Build your solitude
Build Your Solitude
I am a sucker for the internet “emo” quotes and trends. But all jokes aside, one that has truly stuck with me is: “alone, but not lonely.”
For a long time, I thought it was weird to be alone. I always felt the need to be around people. If I ate a meal by myself at college, I was terrified that everyone was staring at me. I felt awkward going to the library alone instead of being part of a packed study group.
In my head, I had created this intense association: if I was alone, I was lame. If I was alone, I had no friends. If I was alone, I wasn’t cool enough. Looking back now, I couldn’t have been more wrong.
I think enjoying your own company is one of the most empowering things you can do. The one person you can always count on is yourself. And yet, we spend so much time avoiding our own company. We pour ourselves into filling others’ cups, trying to be “enough” for them. But how often do we lean inward and ask: Am I enough for myself?
Why Build a Relationship with Yourself?
The real question is this: why wouldn’t you want to be your own best friend? Why wouldn’t you invest in the most important relationship of your life—the one with yourself?
It’s scary, though. It’s easier to seek approval from family and friends. It’s easier to distract yourself with work or tasks that keep you busy and surrounded by others. But that constant noise lets us avoid hard questions like:
• Who am I?
• What do I want?
• What is best for me?
These are critical questions for living a meaningful life, and the answers come when you spend time with yourself.
Being Alone Doesn’t Mean You’re Lonely
Enjoying time alone doesn’t mean you don’t or can’t have friends. Life is about balance. Maybe you spend all day Saturday with others, and then Sunday is for you.
Take yourself on fun solo adventures, like checking out a coffee shop, reading, or taking a walk in the park. It’s okay to spend time alone. In fact, sometimes it’s necessary.

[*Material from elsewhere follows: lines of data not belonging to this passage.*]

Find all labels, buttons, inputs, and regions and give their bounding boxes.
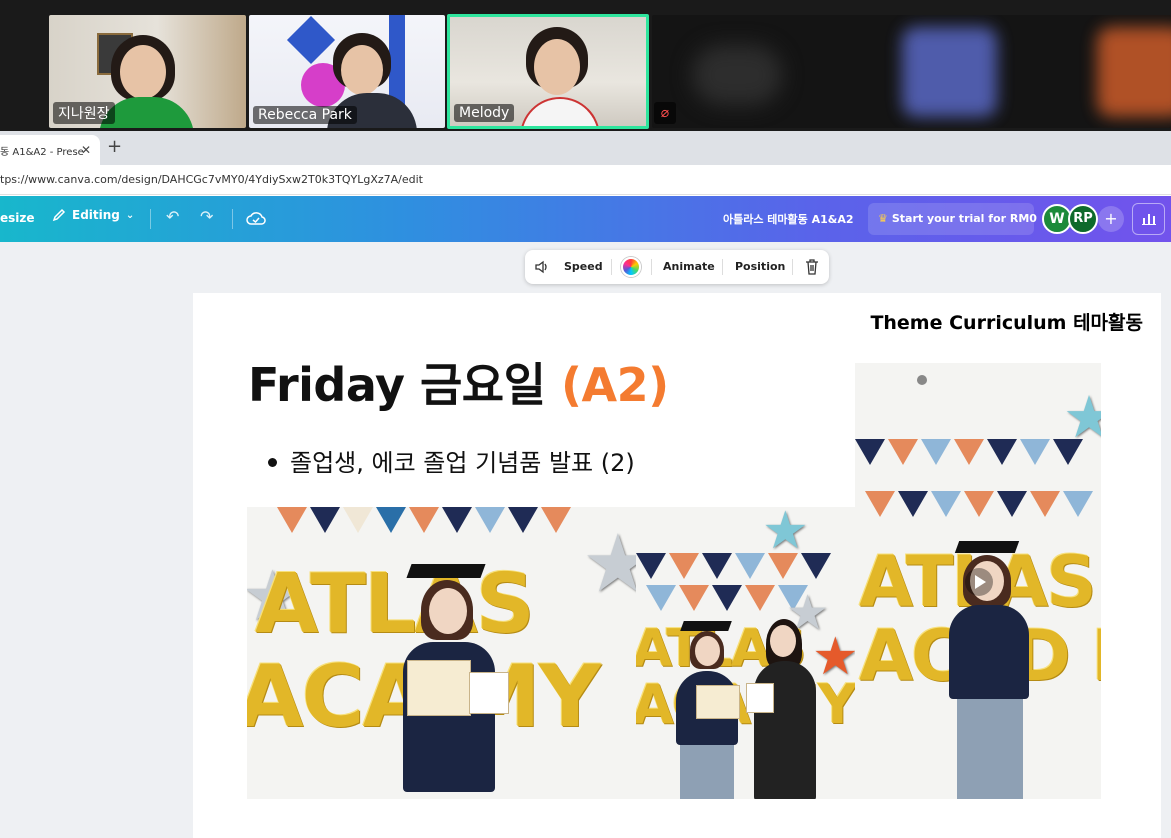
- pennant-banner: [865, 491, 1096, 519]
- title-main: Friday 금요일: [248, 358, 561, 412]
- ceiling-light: [917, 375, 927, 385]
- divider: [150, 209, 151, 229]
- editing-mode-button[interactable]: Editing ⌄: [52, 208, 134, 222]
- crown-icon: ♛: [878, 212, 888, 225]
- animate-button[interactable]: Animate: [663, 260, 715, 273]
- slide-title[interactable]: Friday 금요일 (A2): [248, 349, 669, 415]
- tab-title: 동 A1&A2 - Prese: [0, 147, 84, 158]
- participant-tile-1[interactable]: 지나원장: [49, 15, 246, 128]
- decor-diamond: [286, 15, 336, 65]
- position-button[interactable]: Position: [735, 260, 785, 273]
- start-trial-button[interactable]: ♛ Start your trial for RM0: [868, 203, 1037, 235]
- editing-label: Editing: [72, 208, 120, 222]
- participant-face: [120, 45, 166, 99]
- tab-bar: 동 A1&A2 - Prese ✕ +: [0, 131, 1171, 165]
- chevron-down-icon: ⌄: [125, 209, 135, 221]
- cloud-saved-icon[interactable]: [246, 209, 266, 227]
- document-title[interactable]: 아틀라스 테마활동 A1&A2: [723, 211, 854, 227]
- bullet-dot: [268, 457, 277, 467]
- divider: [722, 259, 723, 275]
- pennant-banner: [855, 439, 1086, 467]
- slide[interactable]: Theme Curriculum 테마활동 Friday 금요일 (A2) 졸업…: [193, 293, 1161, 838]
- bar-chart-icon: [1141, 214, 1156, 225]
- blurred-participant: [1097, 27, 1171, 117]
- participant-tile-blurred[interactable]: ⌀: [652, 15, 1171, 128]
- star-balloon: ★: [762, 507, 809, 561]
- participant-face: [534, 39, 580, 95]
- graduation-photo-2[interactable]: ★ ★ ★ ATLAS ACA MY: [636, 507, 855, 799]
- participant-tile-2[interactable]: Rebecca Park: [249, 15, 445, 128]
- trash-icon[interactable]: [805, 259, 819, 275]
- add-collaborator-icon[interactable]: +: [1098, 206, 1124, 232]
- participant-face: [341, 45, 383, 95]
- url-text[interactable]: tps://www.canva.com/design/DAHCGc7vMY0/4…: [0, 173, 423, 186]
- avatar[interactable]: RP: [1068, 204, 1098, 234]
- floating-toolbar: Speed Animate Position: [525, 250, 829, 284]
- redo-icon[interactable]: ↷: [200, 207, 213, 226]
- browser-window: 동 A1&A2 - Prese ✕ + tps://www.canva.com/…: [0, 131, 1171, 838]
- bullet-item[interactable]: 졸업생, 에코 졸업 기념품 발표 (2): [268, 443, 635, 478]
- new-tab-icon[interactable]: +: [107, 136, 122, 157]
- divider: [232, 209, 233, 229]
- star-balloon: ★: [1063, 383, 1101, 451]
- pennant-banner: [277, 507, 574, 535]
- graduation-photo-1[interactable]: ★ ★ ATLAS ACA MY: [247, 507, 636, 799]
- color-picker-icon[interactable]: [621, 257, 641, 277]
- mic-off-icon: ⌀: [654, 102, 676, 124]
- participant-name: Melody: [454, 104, 515, 122]
- graduation-video[interactable]: ★ ATLAS ACAD MY: [855, 363, 1101, 799]
- blurred-participant: [902, 27, 997, 117]
- blurred-participant: [692, 45, 782, 105]
- speed-button[interactable]: Speed: [564, 260, 603, 273]
- address-bar[interactable]: tps://www.canva.com/design/DAHCGc7vMY0/4…: [0, 165, 1171, 195]
- undo-icon[interactable]: ↶: [166, 207, 179, 226]
- divider: [611, 259, 612, 275]
- star-balloon: ★: [582, 517, 636, 610]
- divider: [651, 259, 652, 275]
- participant-name: Rebecca Park: [253, 106, 357, 124]
- participant-tile-active-speaker[interactable]: Melody: [447, 14, 649, 129]
- participant-name: 지나원장: [53, 102, 115, 124]
- speaker-icon[interactable]: [534, 260, 550, 274]
- play-icon[interactable]: [965, 568, 993, 596]
- title-accent: (A2): [560, 358, 669, 412]
- balloon-letters-top: ATLAS: [255, 557, 535, 652]
- canva-toolbar: esize Editing ⌄ ↶ ↷ 아틀라스 테마활동 A1&A2 ♛ Sta…: [0, 196, 1171, 242]
- resize-button[interactable]: esize: [0, 211, 35, 225]
- insights-button[interactable]: [1132, 203, 1165, 235]
- video-call-strip: 지나원장 Rebecca Park Melody ⌀: [0, 0, 1171, 131]
- divider: [792, 259, 793, 275]
- trial-label: Start your trial for RM0: [891, 212, 1037, 225]
- pencil-icon: [52, 208, 66, 222]
- participant-body: [520, 97, 600, 126]
- browser-tab[interactable]: 동 A1&A2 - Prese ✕: [0, 135, 100, 165]
- close-icon[interactable]: ✕: [81, 143, 91, 157]
- bullet-text: 졸업생, 에코 졸업 기념품 발표 (2): [290, 449, 635, 477]
- slide-header[interactable]: Theme Curriculum 테마활동: [870, 308, 1143, 335]
- editor-canvas: Speed Animate Position Theme Curriculum …: [0, 242, 1171, 838]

Even being around people you love can feel draining at times. That’s why recharging is essential.
You have to show up for yourself. And sometimes, that means doing what you want to do—even if no one else is joining you. For years, I missed out on experiences I wanted, like seeing a movie, trying a new restaurant, or exploring a new place, simply because I didn’t have someone to go with.
How I Started Embracing My Solitude
My life began to change when I stopped waiting for someone else to join me. If I wanted to take a stroll downtown, I went. If I wanted to window shop, I went. If I wanted to visit a bookstore, I went.
At first, it was terrifying. Sometimes it still is. Spending a day alone can make it easier to slip into negative thought patterns, boredom, or overthinking. Without someone there to entertain or distract you, you have to face yourself.
But that’s where the magic is. It’s a practice—a skill you build over time. You learn to soothe yourself. You learn to be okay spending the day alone. You start looking forward to your own company, the same way you would get excited to see a friend.
It can start small. If eating alone feels intimidating, try having coffee by yourself. If working out alone seems overwhelming, take a short solo walk first. Start with things you enjoy, things that don’t require anyone else.
What I’ve Gained from Solitude
Now, I genuinely look forward to my quiet mornings and evenings alone. Afternoons are still the hardest part for me, so I build up to them. Sometimes I’ll mix in an afternoon activity with a friend and follow it with something solo. It’s all about balance.
Being alone has taught me so much. I’ve learned more about myself—what I like, what I want, and what I need. I’ve also realized how freeing it is to just exist without fear of judgment.
When I’m with others, I often worry about saying too much or too little, or whether I’m being the “best version” of myself. But when I’m alone, I can just be. There’s no pressure. No fear. It’s liberating.
Alone, But Not Lonely
You deserve to invest the same energy into your relationship with yourself as you would with a friend. You are your most dependable companion. You deserve love, kindness, and respect—and you can give all of that to yourself.
I’ve come to realize how beautiful that is. You are alone, but you are not lonely. That one TikTok account got it right.